Almost there. We’re only missing an assignment for exp and num. We’ll need to introduce a couple of helper methods on the FormatDesc structure:

impl FormatDesc {
    fn precision(&self) -> i32 {
        self.frac_bits as i32 + 1
    }

    // Move the unsigned (biased) exponent in the [1, 2^bits - 2] range to
    // the signed [-2^{bits - 1} + 2, 2^{bits - 1} - 1] range.
    fn exp_bias(&self) -> i32 {
        (1 << (self.exp_bits - 1)) - 1
    }

    // The hidden bit -- the implicit bit to the left of the radix point.
    fn integer_bit(&self) -> IntStorage {
        1 << self.frac_bits
    }
}

And now we can put everything together:

fn parse(desc: FormatDesc, storage: IntStorage) -> ArbFloat {
    let frac = (storage >> desc.frac_shift()) & desc.frac_mask();
    let biased_exp = (storage >> desc.biased_exp_shift()) & desc.biased_exp_mask();
    let sign = ((storage >> desc.sign_shift()) & desc.sign_mask()) != 0;

    // We add the precision to the bias to be able to interpret the fraction
    // field as an integer rather than as a fixed-point number in [1, 2).
    // We've essentially moved the radix point to the right by multiplying
    // the fraction by `2^(precision - 1)`, so we compensate by subtracting
    // `precision - 1` from the exponent.
    let exp = biased_exp as i32 - (desc.exp_bias() + desc.precision() - 1);
    let mut num = BigInt::from(if sign { -1 } else { 1 });
    let kind = if biased_exp == desc.biased_exp_mask() {
        if frac == 0 {
            FloatKind::Infinity
        } else {
            FloatKind::NaN
        }
    } else if biased_exp == 0 {
        if frac == 0 {
            FloatKind::Zero
        } else {
            // Subnormals.
            num *= frac;
            FloatKind::Regular { exp: exp + 1 }
        }
    } else {
        num *= frac | desc.integer_bit();
        FloatKind::Regular { exp }
    };
    ArbFloat::new(kind, num)
}

This is a bit gnarly, but then so is IEEE754. 😉 Let’s see what this prints out for a couple of examples:

fn print_examples() {
    println!("{:?}", parse(FormatDesc::BINARY32, 0x8000_0000)); // -0f32
    println!("{:?}", parse(FormatDesc::BINARY32, 0x7F80_0000)); // f32::INFINITY
    println!("{:?}", parse(FormatDesc::BINARY32, 0x7FC0_0000)); // f32::NAN
    println!("{:?}", parse(FormatDesc::BINARY32, 0x3F80_0000)); // 1f32
    println!("{:?}", parse(FormatDesc::BINARY64, 0x3FF0_0000_0000_0000)); // 1f64
}

This prints out:

ArbFloat { kind: Zero, num: -1 }
ArbFloat { kind: Infinity, num: 1 }
ArbFloat { kind: NaN, num: -1 }
ArbFloat { kind: Regular { exp: -23 }, num: 8388608 }
ArbFloat { kind: Regular { exp: -52 }, num: 4503599627370496 }

This is almost right, but we’re now faced with an inconvenient reality of floating-point numbers: uniqueness of representation is not a given, it must be earned! In particular, we see here two different representations for the number 1.
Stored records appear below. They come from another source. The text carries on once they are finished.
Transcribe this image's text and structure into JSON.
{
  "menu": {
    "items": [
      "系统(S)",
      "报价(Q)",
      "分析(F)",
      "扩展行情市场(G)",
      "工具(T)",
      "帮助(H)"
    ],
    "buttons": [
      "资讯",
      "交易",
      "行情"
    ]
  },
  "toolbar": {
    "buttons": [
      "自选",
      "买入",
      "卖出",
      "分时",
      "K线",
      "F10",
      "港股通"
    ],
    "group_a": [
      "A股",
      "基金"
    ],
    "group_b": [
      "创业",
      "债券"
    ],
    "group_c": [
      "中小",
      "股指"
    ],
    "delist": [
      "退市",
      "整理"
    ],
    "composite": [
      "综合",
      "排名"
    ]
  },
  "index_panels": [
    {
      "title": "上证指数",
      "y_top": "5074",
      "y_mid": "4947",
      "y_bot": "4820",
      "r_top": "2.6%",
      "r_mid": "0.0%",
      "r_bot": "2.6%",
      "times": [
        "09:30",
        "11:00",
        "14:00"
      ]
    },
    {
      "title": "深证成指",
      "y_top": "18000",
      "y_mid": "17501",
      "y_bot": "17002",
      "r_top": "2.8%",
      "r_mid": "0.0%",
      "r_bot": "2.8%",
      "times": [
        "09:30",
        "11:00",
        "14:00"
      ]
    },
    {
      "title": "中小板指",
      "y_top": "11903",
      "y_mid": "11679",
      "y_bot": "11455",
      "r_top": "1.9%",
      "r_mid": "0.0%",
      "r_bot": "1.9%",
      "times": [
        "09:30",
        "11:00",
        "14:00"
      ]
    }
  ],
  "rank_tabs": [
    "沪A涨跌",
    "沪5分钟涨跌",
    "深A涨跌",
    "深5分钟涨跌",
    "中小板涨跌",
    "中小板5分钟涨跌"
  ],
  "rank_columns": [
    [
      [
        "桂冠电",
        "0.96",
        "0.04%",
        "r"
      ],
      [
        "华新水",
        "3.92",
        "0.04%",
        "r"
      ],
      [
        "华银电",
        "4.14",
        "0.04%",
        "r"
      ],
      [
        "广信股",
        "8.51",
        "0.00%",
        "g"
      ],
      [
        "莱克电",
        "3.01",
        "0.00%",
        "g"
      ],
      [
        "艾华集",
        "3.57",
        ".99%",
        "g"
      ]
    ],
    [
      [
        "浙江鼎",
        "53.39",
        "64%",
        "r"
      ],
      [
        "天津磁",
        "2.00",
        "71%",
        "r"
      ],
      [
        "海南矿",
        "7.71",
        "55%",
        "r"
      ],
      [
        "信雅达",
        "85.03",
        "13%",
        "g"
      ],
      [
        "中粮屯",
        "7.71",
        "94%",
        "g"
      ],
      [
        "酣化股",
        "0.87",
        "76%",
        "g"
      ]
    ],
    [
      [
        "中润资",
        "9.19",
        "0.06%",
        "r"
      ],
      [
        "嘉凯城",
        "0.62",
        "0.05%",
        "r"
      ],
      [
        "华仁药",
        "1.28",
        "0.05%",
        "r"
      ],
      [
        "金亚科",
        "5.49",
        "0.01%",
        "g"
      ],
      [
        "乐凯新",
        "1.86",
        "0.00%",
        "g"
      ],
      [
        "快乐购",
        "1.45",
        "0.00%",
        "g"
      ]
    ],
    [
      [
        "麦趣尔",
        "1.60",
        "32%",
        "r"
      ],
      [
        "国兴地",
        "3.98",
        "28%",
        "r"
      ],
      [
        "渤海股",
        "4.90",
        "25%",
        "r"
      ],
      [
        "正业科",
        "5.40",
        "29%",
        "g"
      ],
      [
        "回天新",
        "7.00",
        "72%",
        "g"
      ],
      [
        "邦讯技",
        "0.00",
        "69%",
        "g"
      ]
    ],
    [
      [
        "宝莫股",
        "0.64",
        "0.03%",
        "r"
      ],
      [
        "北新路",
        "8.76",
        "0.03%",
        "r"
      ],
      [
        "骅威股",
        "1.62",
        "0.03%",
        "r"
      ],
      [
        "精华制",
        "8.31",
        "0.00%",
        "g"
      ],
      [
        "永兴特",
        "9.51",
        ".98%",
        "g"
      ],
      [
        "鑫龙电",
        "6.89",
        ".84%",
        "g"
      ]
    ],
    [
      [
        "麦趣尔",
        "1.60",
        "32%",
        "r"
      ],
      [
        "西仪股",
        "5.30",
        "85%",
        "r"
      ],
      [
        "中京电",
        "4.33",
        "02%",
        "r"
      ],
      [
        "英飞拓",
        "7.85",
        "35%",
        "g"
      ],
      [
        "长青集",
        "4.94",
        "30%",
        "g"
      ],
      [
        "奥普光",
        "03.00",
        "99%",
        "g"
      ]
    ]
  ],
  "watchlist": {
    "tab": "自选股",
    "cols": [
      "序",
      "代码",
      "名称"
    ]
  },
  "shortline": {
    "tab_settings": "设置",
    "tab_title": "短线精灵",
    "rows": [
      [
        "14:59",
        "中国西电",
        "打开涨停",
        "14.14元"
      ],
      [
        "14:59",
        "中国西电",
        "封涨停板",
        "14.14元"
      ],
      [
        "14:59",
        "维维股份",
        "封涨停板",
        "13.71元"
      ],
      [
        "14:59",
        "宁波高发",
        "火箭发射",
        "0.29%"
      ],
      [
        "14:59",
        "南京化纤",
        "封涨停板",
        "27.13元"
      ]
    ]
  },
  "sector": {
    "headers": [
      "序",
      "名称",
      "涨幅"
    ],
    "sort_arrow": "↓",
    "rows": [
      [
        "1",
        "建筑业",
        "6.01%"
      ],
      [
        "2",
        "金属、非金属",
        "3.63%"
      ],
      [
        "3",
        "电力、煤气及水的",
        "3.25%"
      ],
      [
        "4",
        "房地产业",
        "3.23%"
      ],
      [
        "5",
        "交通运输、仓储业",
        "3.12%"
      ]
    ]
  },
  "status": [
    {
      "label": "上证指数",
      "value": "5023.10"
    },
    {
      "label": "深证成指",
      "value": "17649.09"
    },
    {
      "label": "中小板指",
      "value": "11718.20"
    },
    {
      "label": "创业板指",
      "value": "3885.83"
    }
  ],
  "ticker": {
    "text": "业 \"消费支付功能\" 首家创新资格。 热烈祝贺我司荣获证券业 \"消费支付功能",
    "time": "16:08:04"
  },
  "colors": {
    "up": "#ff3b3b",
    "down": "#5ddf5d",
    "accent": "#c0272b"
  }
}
This stems from the fact that we can “trade” between the mantissa and the exponent by multiplying the mantissa by 2 and then subtracting 1 from the exponent to compensate, and vice versa. Therefore, every number $m \cdot 2^{e}$ has a many different “aliases”, of the form $(m \cdot 2^{d}) \cdot 2^{e - d}$.

In the IEEE754 binary interchange formats, this problem is neatly defined out of existence by saying that the mantissa always represents a fraction in the interval $[1, 2)$. And throw away the top bit, since it’s always 1, while you’re at it. In other words, the single alias with $1 \le m < 2$ is the only one that can be encoded. Other aliases would need to either set bits above the implicit bit or unset the implicit bit itself.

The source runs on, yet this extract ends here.